Report Benchmarks Air Pollution

In a finding that highlights the financial and political stakes in the current debate over reducing power plant emissions, a report released in March reveals wide disparities in air pollution emissions from the 100 largest electric generating companies. The report concludes that fewer than 20 power generation companies in the United States account for 50 percent of carbon dioxide, mercury, oxides of nitrogen and sulfur dioxide emitted into the air by the 100 largest public and private electric power companies in the U.S. Between four and six companies accounted for 25 percent of emissions of each pollutant.

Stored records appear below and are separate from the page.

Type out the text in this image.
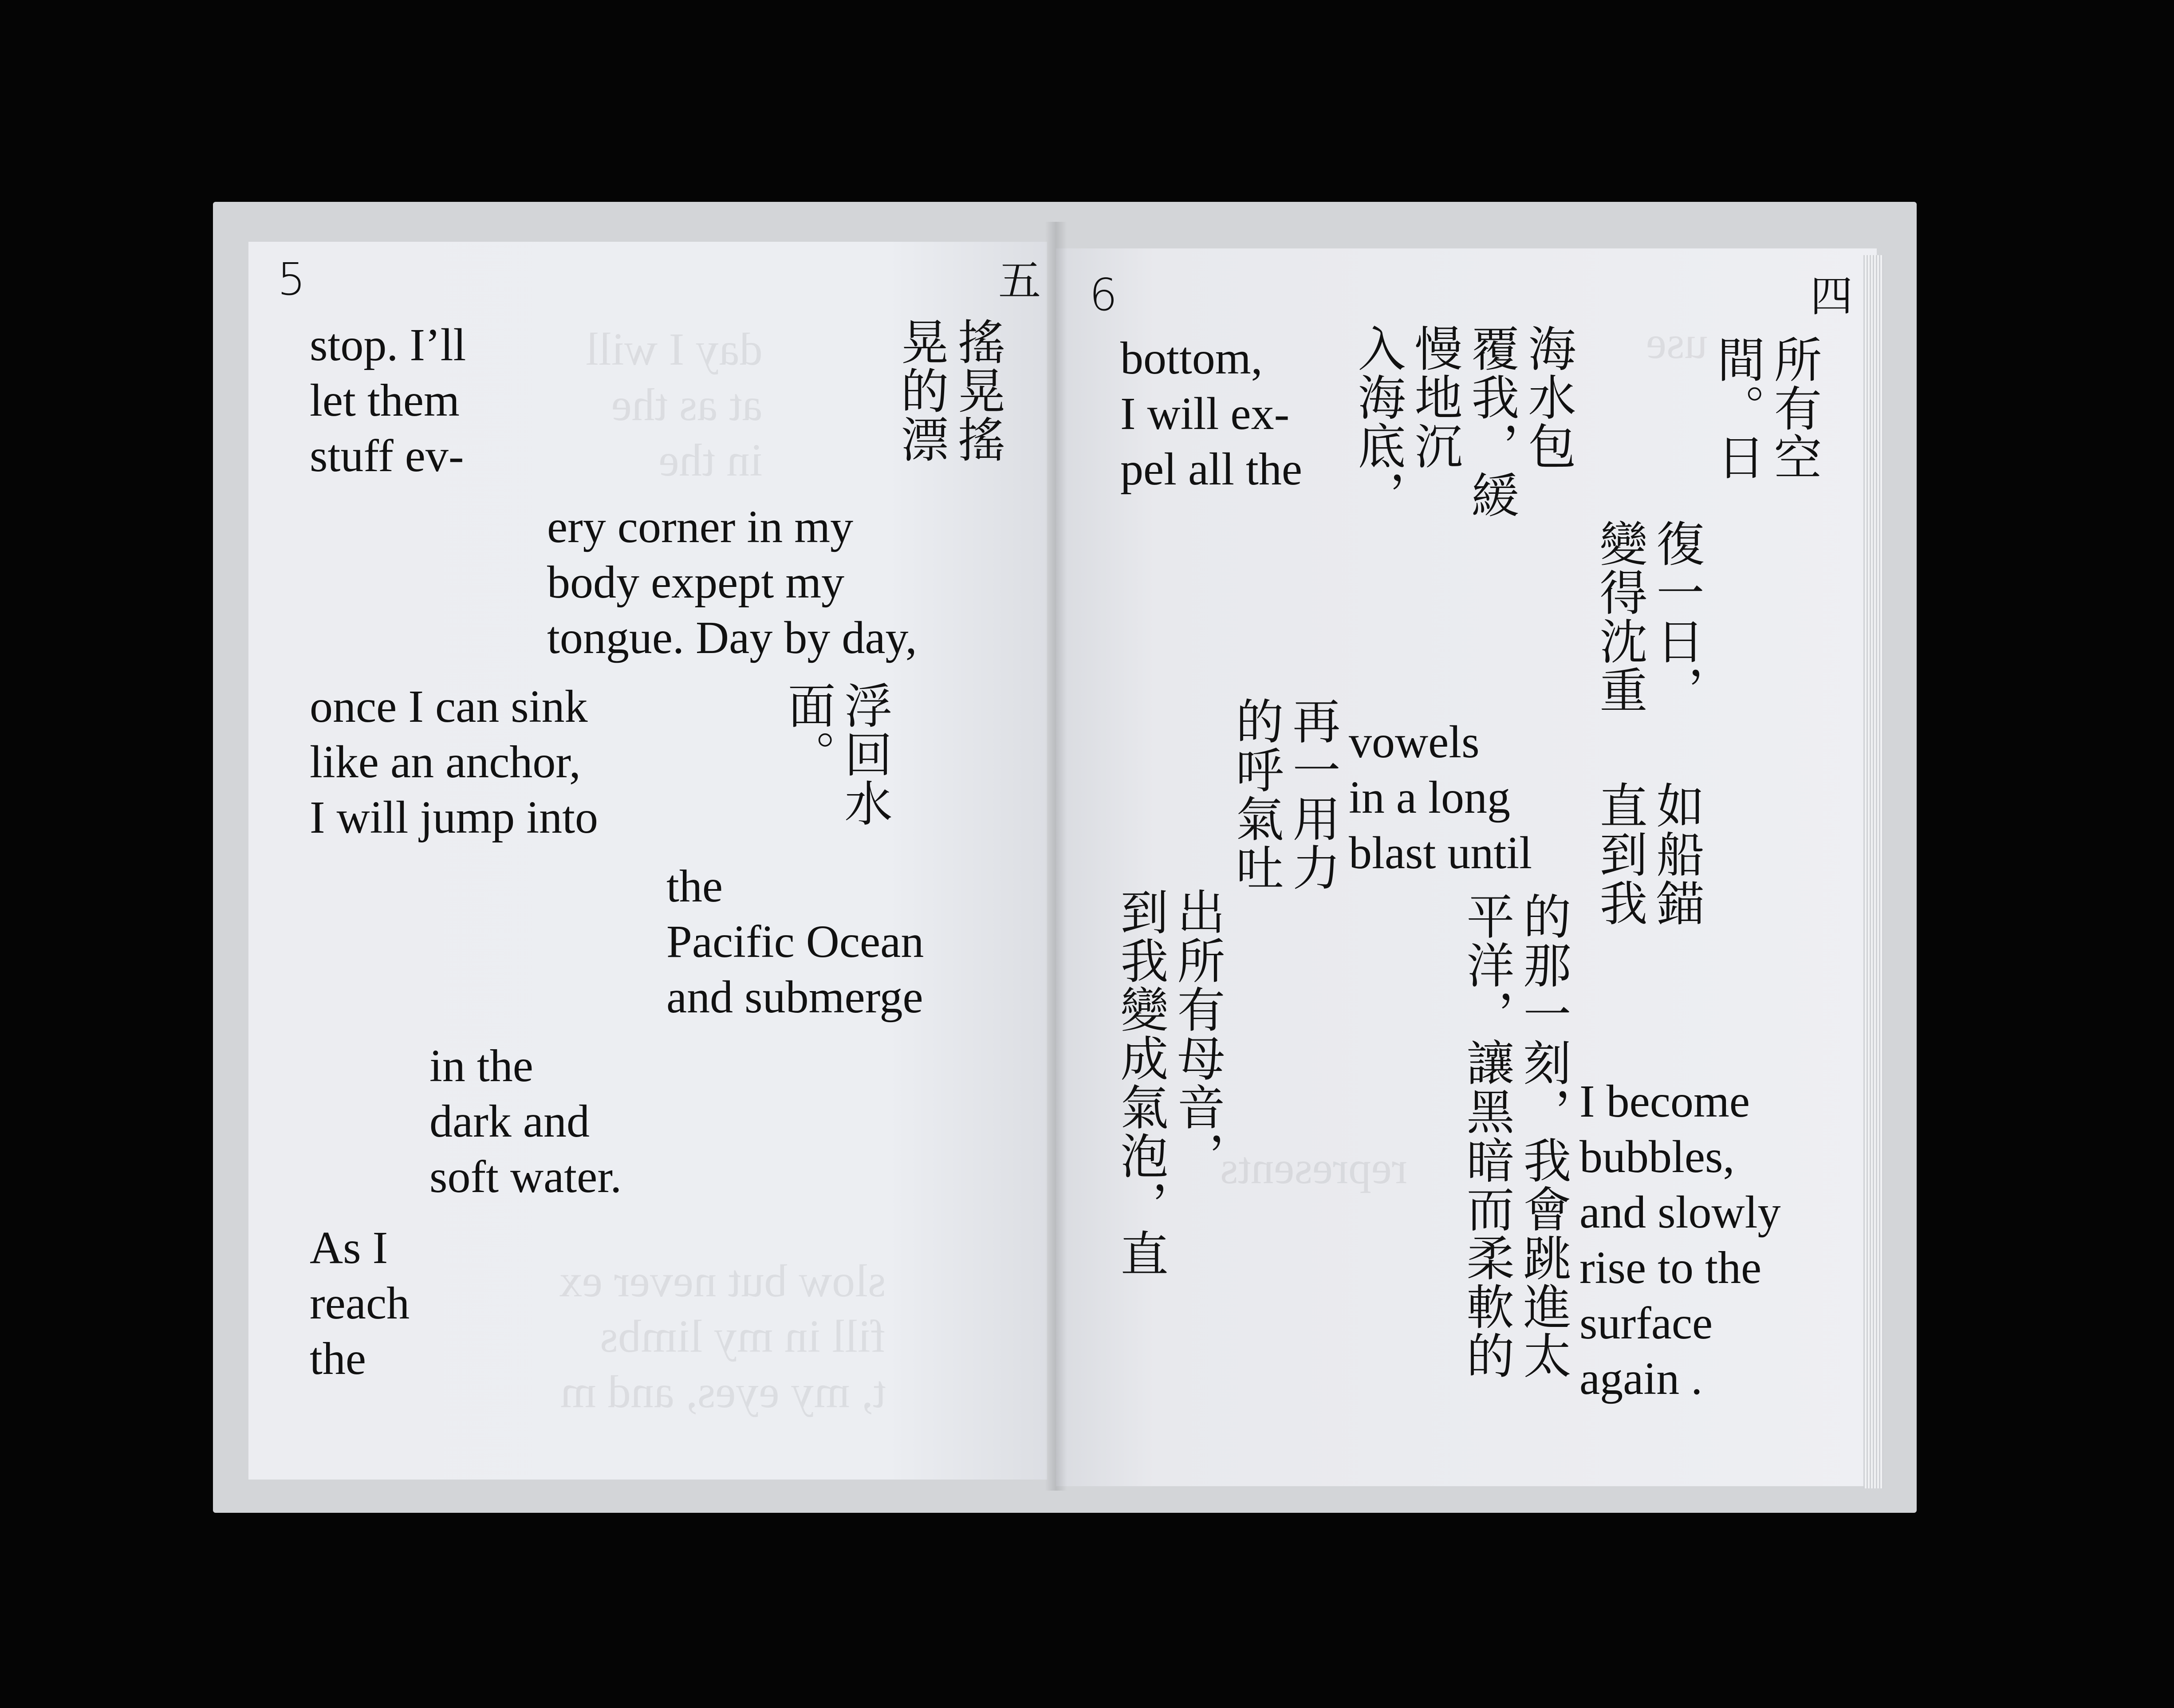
day I will
at as the
in the
slow but never ex
fill in my limbs
t, my eyes, and m
5	五
stop. I’ll
let them
stuff ev-	搖晃搖
晃的漂
ery corner in my
body expept my
tongue. Day by day,
once I can sink
like an anchor,
I will jump into	浮回水
面。
the
Pacific Ocean
and submerge
in the
dark and
soft water.
As I
reach
the
use
represents
6	四
bottom,
I will ex-
pel all the	所有空
間。日
復一日，
變得沈重
海水包
覆我，緩
慢地沉
入海底，
vowels
in a long
blast until
再一用力
的呼氣吐
出所有母音，
到我變成氣泡，直
如船錨
直到我
的那一刻，我會跳進太
平洋，讓黑暗而柔軟的	I become
bubbles,
and slowly
rise to the
surface
again .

“Benchmarking Air Emissions of the 100 Largest Electric Generation Owners in the U.S.—2000,” was released by the Coalition for Environmentally Responsible Economies (CERES), the Natural Resources Defense Council (NRDC) and Public Service Enterprise Group Inc. (PSEG), one of the electric power generation companies included in the report. The report analyzes data submitted by the companies to the U.S. Environmental Protection Agency (EPA) and other government agencies for the year 2000. Pollution effects associated with the four emissions include acid deposition, fine particulates and regional haze, global warming, mercury deposition, nitrogen deposition and ozone smog.

The groups issued the report to assist government policy makers, corporate leaders, investors and the public as they take actions that affect emissions from the electric utility industry. It is hoped that the report will enable investors and policymakers to see the disparity in air pollution performance among the nation’s largest power producers, and shape future regulatory and business decisions to reduce emissions.

CERES said it plans to mail the report to the CEOs of all 100 companies named in the report, with an invitation to participate in a series of “utility dialogues” sponsored by CERES to discuss industry emissions reduction. The year-long dialogue would include companies, investors and environmental organizations, and would recommend financial incentives specifically to reduce CO2 emissions.